I like to think I coach for the betterment of my players as individuals, but sometimes it’s a lot harder than it seems. For example, if I have player who makes a mistake off the field, they need to experience the consequences. They need to learn early that their actions will affect themselves and their teammates. If a young player doesn’t learn this lesson early, then all he or she will know is that they can get away with anything.


This is all very easy to say. What happens when it’s my best player? When considering suspending a key player, many things run through your head. This player makes everyone better and gives everyone the best chance to succeed on thefield. Benching them could be interpreted as hurting the entire teamby sitting out a huge key to winning.


Not to mention the pressure from boosters, administrators, egos (not least my own) and other outside sources to win. It’s pretty easy to justify a decision by falling back on, “you’re hurting everyone else” when you suspend a star.

However, the correct long-term decision which is best for everyone involved is to make sure the stove is hot, real hot. No one ever touches the stove twice.


As an individual, I give them the chance to become a man. If they don’t learn, that’s their fault; but if I don’t give them the opportunity to learn…that’s my fault. I can’t cheat them by lowering standards solely because they’re good at sports.


As a team, I may lose one player for one game, but I’ll gain the entire team for every game if they respect their head coach. If they know their head coach has their best interests in mind when making decisions the players will play that much harder for them.


The player who breaks a rule, the team, and everyone involved with a program needs to see where the priorities lie. If I truly believe I am coaching to make my players better men, husbands, employees and citizens, then I owe it to them to make the tough decision.

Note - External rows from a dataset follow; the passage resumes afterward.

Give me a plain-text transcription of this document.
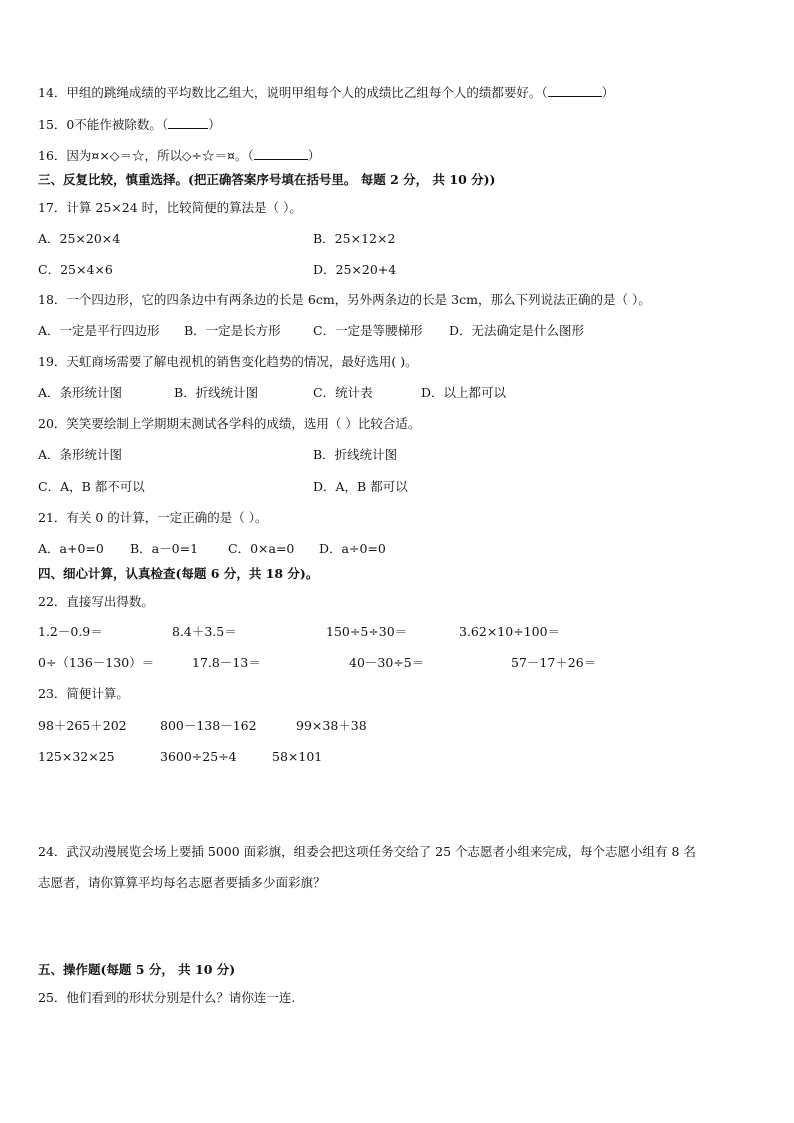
14．甲组的跳绳成绩的平均数比乙组大，说明甲组每个人的成绩比乙组每个人的绩都要好。（	）
15．0不能作被除数。（	）
16．因为¤×◇＝☆，所以◇÷☆＝¤。（	）
三、反复比较，慎重选择。(把正确答案序号填在括号里。 每题 2 分， 共 10 分))
17．计算 25×24 时，比较简便的算法是（ ）。
A．25×20×4	B．25×12×2
C．25×4×6	D．25×20+4
18．一个四边形，它的四条边中有两条边的长是 6cm，另外两条边的长是 3cm，那么下列说法正确的是（ ）。
A．一定是平行四边形 B．一定是长方形	C．一定是等腰梯形 D．无法确定是什么图形
19．天虹商场需要了解电视机的销售变化趋势的情况，最好选用( )。
A．条形统计图	B．折线统计图	C．统计表	D．以上都可以
20．笑笑要绘制上学期期末测试各学科的成绩，选用（ ）比较合适。
A．条形统计图	B．折线统计图
C．A，B 都不可以	D．A，B 都可以
21．有关 0 的计算，一定正确的是（ ）。
A．a+0=0 B．a－0=1 C．0×a=0 D．a÷0=0
四、细心计算，认真检查(每题 6 分，共 18 分)。
22．直接写出得数。
1.2－0.9＝	8.4＋3.5＝	150÷5÷30＝	3.62×10÷100＝
0÷（136－130）＝	17.8－13＝	40－30÷5＝	57－17＋26＝
23．简便计算。
98＋265＋202	800－138－162	99×38＋38
125×32×25	3600÷25÷4	58×101
24．武汉动漫展览会场上要插 5000 面彩旗，组委会把这项任务交给了 25 个志愿者小组来完成，每个志愿小组有 8 名
志愿者，请你算算平均每名志愿者要插多少面彩旗？
五、操作题(每题 5 分， 共 10 分)
25．他们看到的形状分别是什么？请你连一连.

Too many times we see star athletes, especially in high school, get away with too much and continue this reinforced behavior into college, only to be hit by reality. Sadly, if they’re good enough, some college coaches will let them continue down this path.


We see it again and again in the NFL where professional football players, who were never held accountable for their actions as amateurs, throw their life away making immature choices. Or, if they happen to survive yet again (as stars often do), someone else's life is often the one getting trashed.


This is assuming a lot, but I’d be willing to bet some of these truly sad NFL story-lines may have been prevented if a coach did what was necessary when that player was an impressionable, young football player (Not to say every mistake made by college and pro athletes are their high school coaches fault. Like I mentioned earlier, sometimes athletes are given a chance to be a man, and still don’t learn).


In the end, if a young player is good enough to make it to the NFL, he will make it whether or not he missed games due to suspension.


But, whether he’ll be mature enough to handle the pressures in the NFL will be shaped long before he actually makes it to the big time.


Inaction is a choice. These players look to coaches as examples, father figures and mentors. Sometimes they are looking for someone to care enough to punish them. Football players need to learn early what it means to be a teammate, brother and employee. That is one of the things that make football so great. Every player has to be focused on the same goal to consistently experience success. These lessons-learned and life-skills-honed will carry football players into society with a wealth of experience unmatched by most.


I’m not a head coach, but hope to be one day. I've been blessed with being coached by and coaching under some great men who know what it means to be fishers of men. I’ve seen them in many difficult situations, but with a single focus, making football players men.